More than just a welcome return – it’s an essential album.

John Doran 2012

It would be wrong to suggest that Neneh Cherry has been a recluse for the last 16 years. Since her last solo album, 1996’s Man, she has performed with cirKus and contributed honeyed vocals to tracks by Gorillaz, Timo Maas and Kleerup. However, this album feels like enough of a return of a much-missed prodigal talent to warrant the slaughter of a fatted calf.

On paper, a collaboration between Cherry and Swedish/Norwegian free improv trio The Thing seems like an obvious one. Her father, avant-garde trumpet player Don Cherry, was the primary inspiration for the formation The Thing, the trio taking its name from one of Cherry senior’s compositions and originally playing nothing but his songs. But listeners could be forgiven for worrying how these disparate sonic elements would fit together in practice.  

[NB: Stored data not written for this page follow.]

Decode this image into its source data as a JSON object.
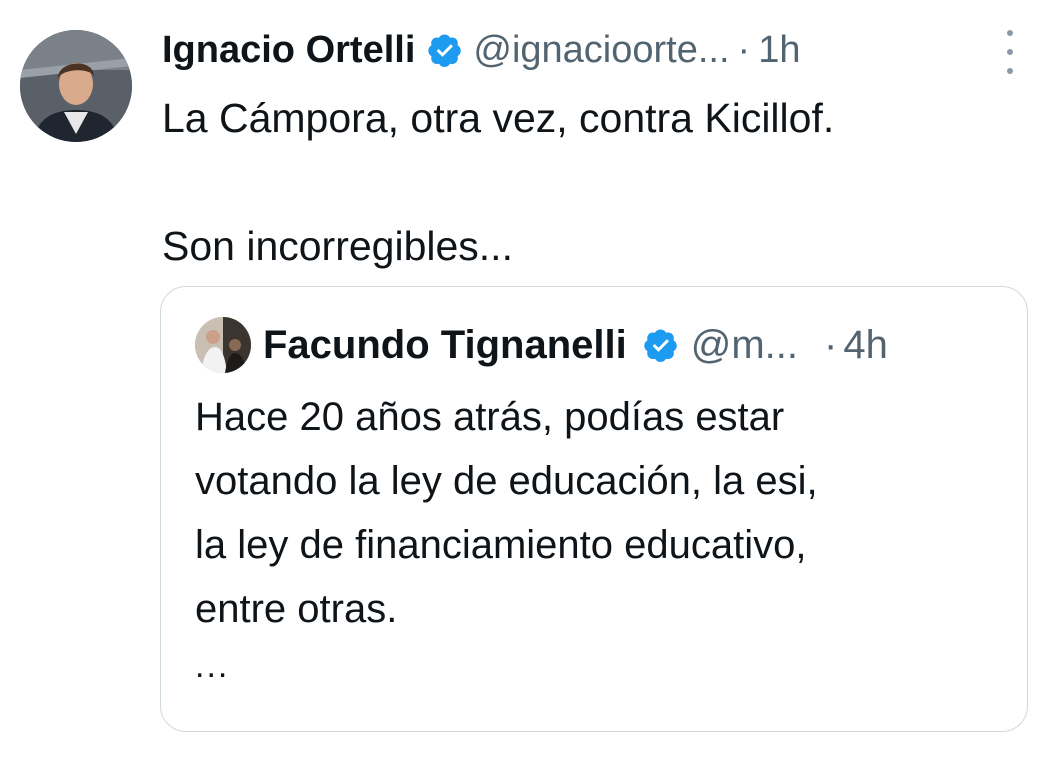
{
  "tweet": {
    "author_name": "Ignacio Ortelli",
    "handle": "@ignacioorte...",
    "separator": "·",
    "time": "1h",
    "text_line1": "La Cámpora, otra vez, contra Kicillof.",
    "text_line2": "Son incorregibles..."
  },
  "quoted_tweet": {
    "author_name": "Facundo Tignanelli",
    "handle": "@m...",
    "separator": "·",
    "time": "4h",
    "lines": [
      "Hace 20 años atrás, podías estar",
      "votando la ley de educación, la esi,",
      "la ley de financiamiento educativo,",
      "entre otras."
    ],
    "truncation": "..."
  },
  "colors": {
    "verified": "#1d9bf0",
    "secondary_text": "#536471",
    "border": "#cfd9de"
  },
  "icons": {
    "verified": "verified-badge-icon",
    "more": "more-vertical-icon"
  }
}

Well, worry no more, as The Cherry Thing is certainly one of the most enjoyable and original albums of the year – even if it contains mainly covers. This is the first time The Thing have worked with a vocalist and it’s enjoyable to hear them battling against their natural inclination to blast through the songs with full ferocity.

Cherry mainly abandons her pop/soul style to indulge in glorious improvisation. Most of these songs were recorded live, making the most of Mats Gustafsson’s muscular and wild sax playing, and nowhere is this more apparent than on a cover of rapper MF DOOM’s Accordion. Here, Cherry yells, wheedles, sings, whispers and threatens the words into existence.

Other highlights include a respectful cover of Don Cherry’s Golden Heart and a punchy, raucous run through The Stooges’ Dirt. But the real revelation is the version of Suicide’s Dream Baby Dream. Some decades after the seedy electronic punk outfit crawled out of the gutters of New York, they are finally receiving the recognition they deserve. But no previous cover comes close to this version, capturing perfectly the medicated melancholy and heart-broken isolation of life and love in a big city.

The Cherry Thing is more than just a welcome return – it’s an essential album.